Archive for May, 2009

No Bills for Nancy

Friday, May 29th, 2009 by hartmans

A while ago I was working with a client in the financial services sector. They had an online banking product. After a software upgrade, they got a confusing customer service call. A customer, we’ll call her Nancy, called up and reported that she could no longer access the online billpay portion of the site. However, she was sure that she had access because her bills kept paying. After some investigation it turned out that what she meant is that when she tried to click on the bill payments section of the site, she received a page indicating that she didn’t have the online bill pay feature. However, her periodic payments were still being deducted from her account. According to the provisioning system, she did have bill pay access, and audit records confirmed her claim that her payments were being made.

The client was concerned. Taking money out of end-user accounts without giving the user visibility into what was going on or a way to change it was problematic. Besides, she was paying for a service, and the client wanted to provide it. I got involved when the other developers were unable to reproduce the problem in the development environment. When the data set including Nancy’s information was loaded, they could see that she did in fact have access. If someone logged in as her in the development environment, then the bill payment system was available.

When the second user called with the same problem, the issue was escalated. The problem was not universal, but a small number of users reported trying to use online payments and getting the page indicating they did not have the service even when they did.

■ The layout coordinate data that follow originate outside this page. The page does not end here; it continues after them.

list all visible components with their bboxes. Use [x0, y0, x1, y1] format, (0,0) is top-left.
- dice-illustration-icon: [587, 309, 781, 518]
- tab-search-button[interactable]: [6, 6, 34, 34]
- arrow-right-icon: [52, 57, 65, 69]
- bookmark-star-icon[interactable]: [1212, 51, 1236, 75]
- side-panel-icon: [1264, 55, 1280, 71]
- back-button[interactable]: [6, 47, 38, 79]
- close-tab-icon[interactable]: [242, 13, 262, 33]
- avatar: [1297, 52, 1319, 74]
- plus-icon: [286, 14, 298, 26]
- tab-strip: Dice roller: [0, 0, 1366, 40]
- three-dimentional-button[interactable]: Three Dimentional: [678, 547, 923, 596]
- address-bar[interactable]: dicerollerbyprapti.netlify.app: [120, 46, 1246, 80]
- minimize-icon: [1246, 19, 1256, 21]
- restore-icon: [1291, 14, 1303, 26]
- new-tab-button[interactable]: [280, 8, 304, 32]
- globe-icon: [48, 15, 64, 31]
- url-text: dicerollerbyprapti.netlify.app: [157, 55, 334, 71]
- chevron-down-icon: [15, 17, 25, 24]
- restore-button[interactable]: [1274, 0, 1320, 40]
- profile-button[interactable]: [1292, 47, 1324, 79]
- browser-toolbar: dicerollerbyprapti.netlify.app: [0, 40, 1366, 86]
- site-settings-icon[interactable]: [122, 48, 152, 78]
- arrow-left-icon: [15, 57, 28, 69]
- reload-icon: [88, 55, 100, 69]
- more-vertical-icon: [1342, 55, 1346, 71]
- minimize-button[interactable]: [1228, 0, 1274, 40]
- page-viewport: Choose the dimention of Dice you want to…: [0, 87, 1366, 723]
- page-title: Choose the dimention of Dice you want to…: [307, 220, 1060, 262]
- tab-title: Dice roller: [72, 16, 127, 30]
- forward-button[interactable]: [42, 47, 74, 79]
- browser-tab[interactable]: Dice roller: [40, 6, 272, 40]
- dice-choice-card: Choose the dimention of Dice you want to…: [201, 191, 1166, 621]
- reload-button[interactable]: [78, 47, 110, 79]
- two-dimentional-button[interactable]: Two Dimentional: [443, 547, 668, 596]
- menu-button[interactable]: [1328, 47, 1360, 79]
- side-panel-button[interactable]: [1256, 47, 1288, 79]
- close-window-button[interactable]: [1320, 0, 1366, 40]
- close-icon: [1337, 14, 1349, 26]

We still were not able to reproduce on the development environment. We were focusing on whether there was some sort of release engineering error that had caused a problem to creep into the production environment. We could easily create a fresh instance of the development code (although not the supporting database) and that didn’t cause the problem to appear. Our system was interpreted and the access control logic was isolated from the operating system or hardware. So, while we acknowledged the possibility of a problem in that area, we didn’t think that development running on Alpha while production was running on newer Sparc hardware would be the issue.

We looked very closely at the code that decided whether to display the online payments page. We did find a few problems, but none should have caused this bug. For example, the system had a concept of an individual account and a business account. an individual account could be given access to a business account for auditing and dual control reasons. However we did not support using an individual account to access the payments section of a business account. So, there was logic to make sure that the login ID of the user matched the login ID of the resource being accessed. This check would always return true because it used a numeric comparison rather than a string comparison.

While going over the situation someone joked that we could just ask people to change their name: the problem only seemed to happen for users named Nancy. I heard this description and looked at the users who had reported the problem. Sure enough, all named Nancy. How do you get a name dependent bug in access control? Surely this was just sampling error.

What’s special about Nancy? Well, it starts with “nan” as in not-a-number. Surely, though, that shouldn’t affect anything. Unless . . . I logged into a development and production server. Sure enough, on production, “nan+0″ evaluated to “nan”. On development, “nan+0″ evaluated to “0″. Apparently whatever the interpreter was using to read numbers respected nan on Sparc but not alpha. Still, how could this be our issue?

Then I remembered that numeric comparison instead of the string comparison. You see there are two cases where using a numeric comparison to compare strings is not true. The first is when the string represents the number zero. The second is when it represents nan. Sure enough, with a two character change and a lot of paperwork, the Nancies gained access to their payments.

I really love the story of this bug, so I’m sharing it here. People have tried to find a moral in “No Bills for Nancy,” over the years. “This shows the value of static type checking!” some have said. “This shows the critical importance of having identical test environments,” others have said. “If you had the right development methodology, this wouldn’t happen!” others have said.

In some sense, that’s all true. However I’ve found that no matter how good your testing, no matter how good your practices, Nancy is out there lurking, ready to demonstrate that there is some facet of the system that we do not understand. Really, though, Mark Twain had the right answer. It’s a good story; enjoy it for itself.